誰もが知ってるイタリアのデザイナーといえば
そして“見逃しそうな展覧会“は、ミラノ中央駅前のクッキリ目立つ高層ビル、日本でも有名なタイヤ会社のピレッリ社のオフィスとして60年代に建設された“ピレッリビル”を設計した建築家でありデザイナーといえば言わずと知れた、Gio' Ponti(ジョ・ポンティまたはジオ・ポンティ)の展覧会。domus(ドムス)という雑誌の創刊者といえば、
もっとわかりやすいかもしれません。今回の展示は“Gio Ponti Designer”というタイトル、概要には1920年代からのテキスタイル、陶器作品の展示など約70点の展示とある。という事は、デザイナーとしてのプロジェクトをメインに展示しているはずなので、これまた見逃せない。ちなみにジョ・ポンティの命日は、1979年の9月16日とのこと。展覧会の最終日を決めるにあたって、何かしらの配慮があったのだろうか?
話題性一番の展覧会
おなじく16日まで、同じ会場で行われている展覧会にコロンビアの画家ボテロ(Ferroni Botero)展がある。フィレンツェで学んだ事からか、イタリアでは取り扱い画廊も多く、人気の画家ボテロ。イタリアのみならず、ニューヨークMOMAをはじめパリやベネツィア等各国各地でその作品を目にすることができ、アジアでもまさに日本で開催された、2004年恵比寿ガーデンプレイスでの展示が皮切りとな
り、その名を知られるようになったとのこと。実は私もこちらに来るまでこの作家の名はしらなかった。しかしその独自のスタイル、インパクトある表現方法は、一度見たら忘れられない。彼の手にかかると、動物も、男も女も子供もそして花までも、ボッテリとふくよかな体系になってしまう。メルヘンか、はたまたルソーのような素朴派の影響を受けたのか?と一瞬思える画面なのだが、時事問題にも敏感でありつづけ、故郷コロンビア内戦の事実を訴える作品をシリーズとして制作するなど、強烈な政治的メッセージをも恐れず表現するもっとも画家らしい姿勢を崩さぬ画家なのである。甘い曲線の登場人物を現実の悲劇になぞらえるギャップが、何とも不気味なリアリティをかもし出し、何とも不思議で不気味でもある。会期中はボテロの彫刻がDUOMO周辺に設置され、大人気。私が彫刻の前を通ったときも、何組もの観光客が彫刻の前で記念撮影を行っていた。会期を過ぎても探せば必ずミラノに限らず、世界中どこかのギャラリーで、ボテロの作品を展示しているところが何件もある筈。興味のある方は、探してみてくださいね。日本にもおそらく数点は入ってきている事でしょう。

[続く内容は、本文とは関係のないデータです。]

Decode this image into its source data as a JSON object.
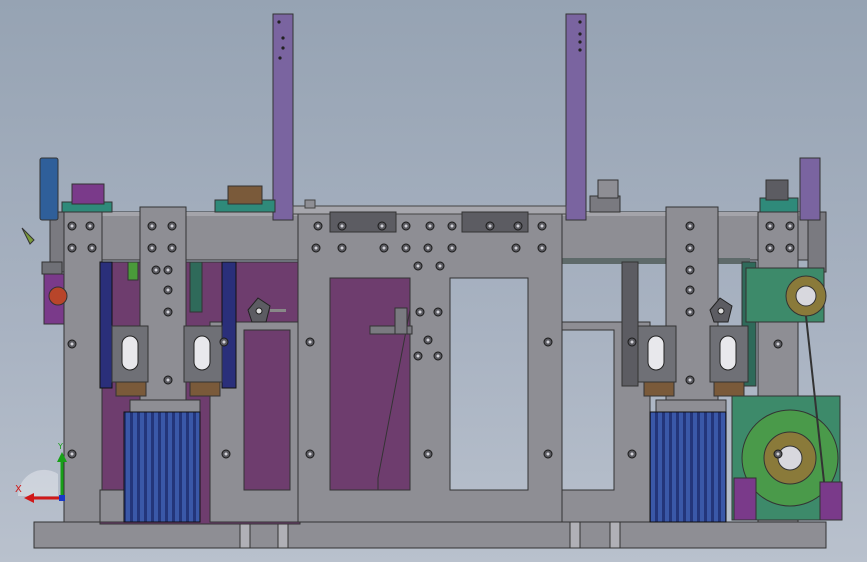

私自身は今一つ、このボテロのスタイルをじっくり見てみたいと思えないため、野外彫刻のみで満足している…としたいところ。しかし今回の展示では150点余りのボテロ作品が集結とあるので、好奇心はある。絵画の世界をもっと知るため…というよりは怖いもの見たさで、時間が許せば行ってみるべきか。
まだ余裕がある!しかし気は抜けない。
ここまで、今このブログを読んでくださっている皆さんには、過去の情報をお届けしているわけなのでお詫びしなければなりません。お詫びのかわりにまだまだ余裕のある展示をひとつご紹介。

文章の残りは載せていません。